Background: Smoking prevalence and mortality is 5 times higher for the chronically homeless versus general population. Unfortunately, traditional smoking cessation treatment does not optimally engage this population. In a preliminary study, smokers experiencing chronic homelessness suggested providers avoid giving advice to quit and instead use a more compassionate, nonjudgmental style to discuss a broader menu of patient-driven options, including safer nicotine use. Most had negative perceptions of smoking cessation medications; however, 76% expressed interest in a switchover to electronic nicotine delivery systems (ENDS). Methods: Using a community-based participatory research approach, we codeveloped harm-reduction treatment for smoking (HaRT-S) together with people with lived experience of chronic homelessness and smoking and a community-based agency that serves them. In HaRT-S, interventionists embody a compassionate, advocacy-oriented "heart-set" and deliver manualized components: a) participant-led tracking of smoking-related outcomes, b) elicitation of harm-reduction goals and progress made toward them, c) discussion of relative risks of nicotine delivery systems, and d) distribution and instructions on use of safer nicotine products. We then conducted a single-arm, 14-week pilot of HaRT-S (N = 44). Results: Participants rated procedures "totally acceptable/effective," which was reflected in 26% overrecruitment within a 4-month period and 70% retention at the 14-week follow-up. For each week in the study, participants experienced an 18% increase in odds of reporting 7-day, biochemically verified, point-prevalence abstinence. All participants reporting abstinence used ENDS. Participants evinced reductions in cigarette dependence (-45%), frequency (-29%), and intensity (-78%; ps < .05). Participants who used ENDS experienced an additional 44% reduction in smoking intensity and a 1.2-point reduction in dependence compared to participants who did not. Conclusions: Harm-reduction counseling plus ENDS shows promise for smokers experiencing chronic homelessness. Randomized controlled trials are needed to establish the efficacy of this approach in decreasing smoking-related harm and improving health-related quality of life for this marginalized and disproportionately affected population.

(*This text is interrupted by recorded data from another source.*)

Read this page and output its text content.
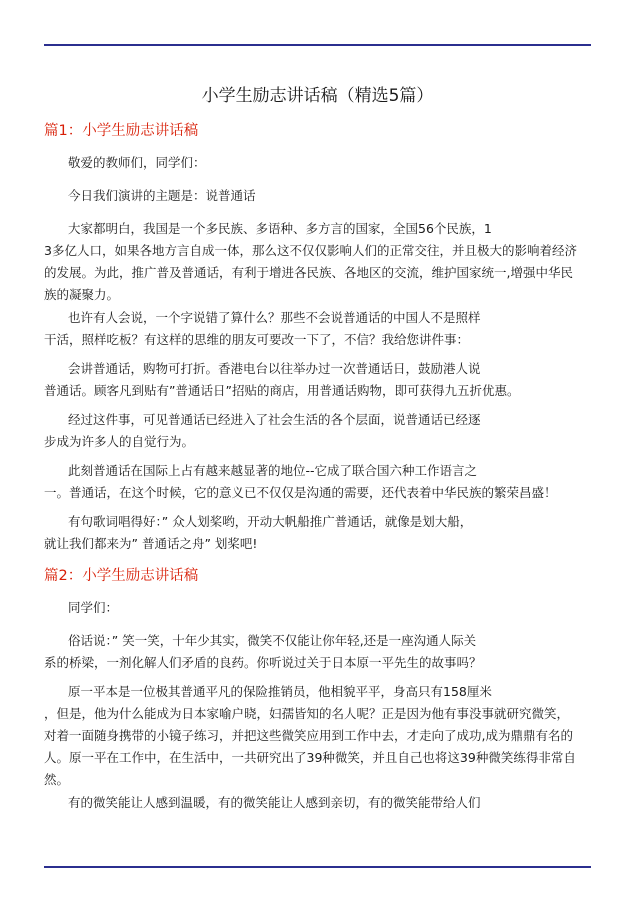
小学生励志讲话稿（精选5篇）
篇1：小学生励志讲话稿

敬爱的教师们，同学们：

今日我们演讲的主题是：说普通话

大家都明白，我国是一个多民族、多语种、多方言的国家，全国56个民族，1
3多亿人口，如果各地方言自成一体，那么这不仅仅影响人们的正常交往，并且极大的影响着经济
的发展。为此，推广普及普通话，有利于增进各民族、各地区的交流，维护国家统一,增强中华民
族的凝聚力。

也许有人会说，一个字说错了算什么？那些不会说普通话的中国人不是照样
干活，照样吃板？有这样的思维的朋友可要改一下了，不信？我给您讲件事：

会讲普通话，购物可打折。香港电台以往举办过一次普通话日，鼓励港人说
普通话。顾客凡到贴有”普通话日”招贴的商店，用普通话购物，即可获得九五折优惠。

经过这件事，可见普通话已经进入了社会生活的各个层面，说普通话已经逐
步成为许多人的自觉行为。

此刻普通话在国际上占有越来越显著的地位--它成了联合国六种工作语言之
一。普通话，在这个时候，它的意义已不仅仅是沟通的需要，还代表着中华民族的繁荣昌盛！

有句歌词唱得好：” 众人划桨哟，开动大帆船推广普通话，就像是划大船，
就让我们都来为” 普通话之舟” 划桨吧!

篇2：小学生励志讲话稿

同学们：

俗话说：” 笑一笑，十年少其实，微笑不仅能让你年轻,还是一座沟通人际关
系的桥梁，一剂化解人们矛盾的良药。你听说过关于日本原一平先生的故事吗？

原一平本是一位极其普通平凡的保险推销员，他相貌平平，身高只有158厘米
，但是，他为什么能成为日本家喻户晓，妇孺皆知的名人呢？正是因为他有事没事就研究微笑，
对着一面随身携带的小镜子练习，并把这些微笑应用到工作中去，才走向了成功,成为鼎鼎有名的
人。原一平在工作中，在生活中，一共研究出了39种微笑，并且自己也将这39种微笑练得非常自
然。

有的微笑能让人感到温暖，有的微笑能让人感到亲切，有的微笑能带给人们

Randomized controlled trial of harm reduction treatment for alcohol (HaRT-A) for people experiencing homelessness and alcohol use disorder.

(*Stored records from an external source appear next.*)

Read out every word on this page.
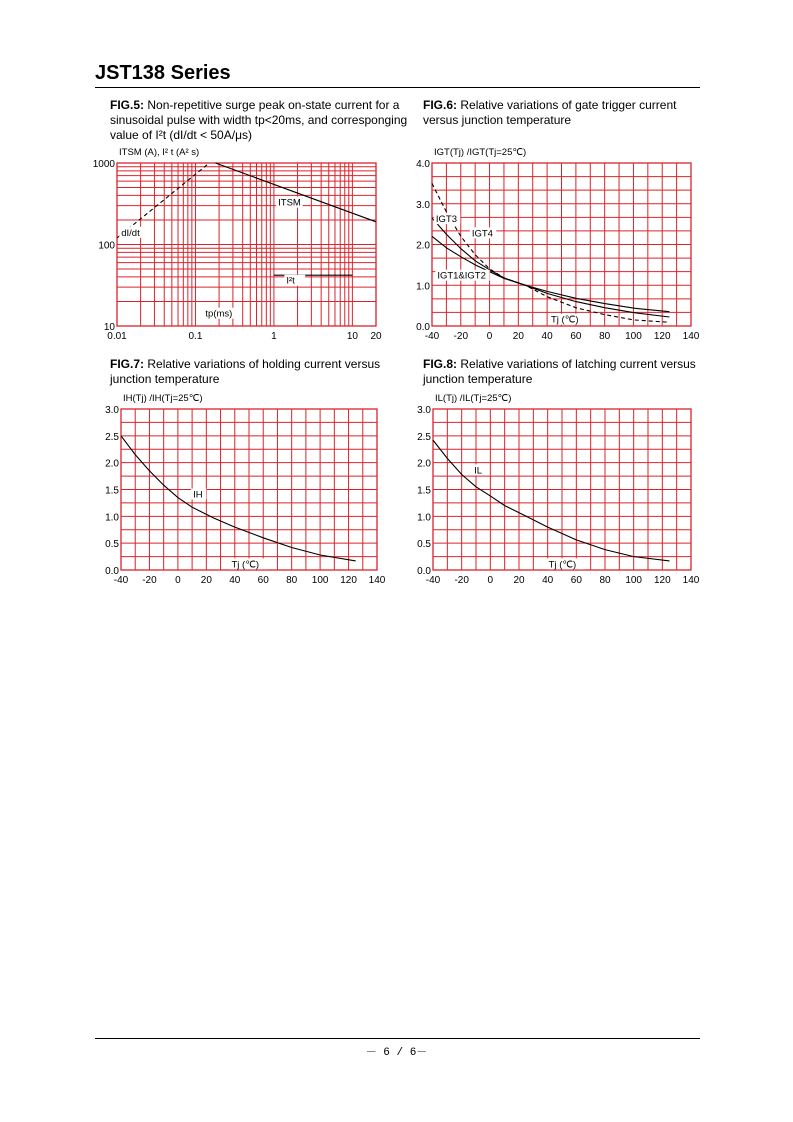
JST138 Series
FIG.5: Non-repetitive surge peak on-state current for a sinusoidal pulse with width tp<20ms, and corresponging value of I²t (dI/dt < 50A/μs)
FIG.6: Relative variations of gate trigger current versus junction temperature
FIG.7: Relative variations of holding current versus junction temperature
FIG.8: Relative variations of latching current versus junction temperature
0.01	0.1	1	10 20
10
100
1000
ITSM (A), I² t (A² s)
ITSM
dI/dt
I²t
tp(ms)
-40 -20 0 20 40 60 80 100 120 140
0.0
1.0
2.0
3.0
4.0
IGT(Tj) /IGT(Tj=25℃)
IGT3
IGT4
IGT1&IGT2
Tj (℃)
-40 -20 0 20 40 60 80 100 120 140
0.0
0.5
1.0
1.5
2.0
2.5
3.0
IH(Tj) /IH(Tj=25℃)
IH
Tj (℃)
-40 -20 0 20 40 60 80 100 120 140
0.0
0.5
1.0
1.5
2.0
2.5
3.0
IL(Tj) /IL(Tj=25℃)
IL
Tj (℃)
－ 6 / 6－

BACKGROUND: People experiencing homelessness are disproportionately affected by alcohol use disorder (AUD). Abstinence-based treatment, however, does not optimally engage or treat this population. Thus, harm reduction treatment for alcohol (HaRT-A) was developed together with people with lived experience of homelessness and AUD and community-based agencies that serve them. HaRT-A is a compassionate and pragmatic approach that aims to help people reduce alcohol-related harm and improve quality of life (QoL) without requiring abstinence or use reduction. A three-month, two-arm randomized controlled trial was conducted to test the initial efficacy of HaRT-A compared to a services-as-usual control condition. METHODS: People experiencing homelessness and AUD (N = 168; 24% women) were recruited in community-based clinical and social services settings. Self-reported alcohol use, alcohol-related harm, motivation, and QoL as well as urinary ethyl glucuronide were assessed over a 3-month follow-up. Participants were randomized to receive HaRT-A or services as usual. Over four sessions, HaRT-A interventionists delivered three components: a) collaborative tracking of participant-preferred alcohol metrics, b) elicitation of harm-reduction and QoL goals, and c) discussion of safer-drinking strategies. RESULTS: Compared to control participants, HaRT-A participants reported significantly greater increases in confidence to engage in harm reduction and decreases in peak alcohol use, alcohol-related harm, AUD symptoms, and positive urinary ethyl glucuronide tests (ps < .05). Findings were inconclusive regarding group differences on QoL (ps > .12). CONCLUSION: A low-barrier, low-intensity, patient-driven, harm-reduction approach has at least short-term efficacy in improving AUD outcomes in this population. Future studies are needed to establish its longer-term efficacy.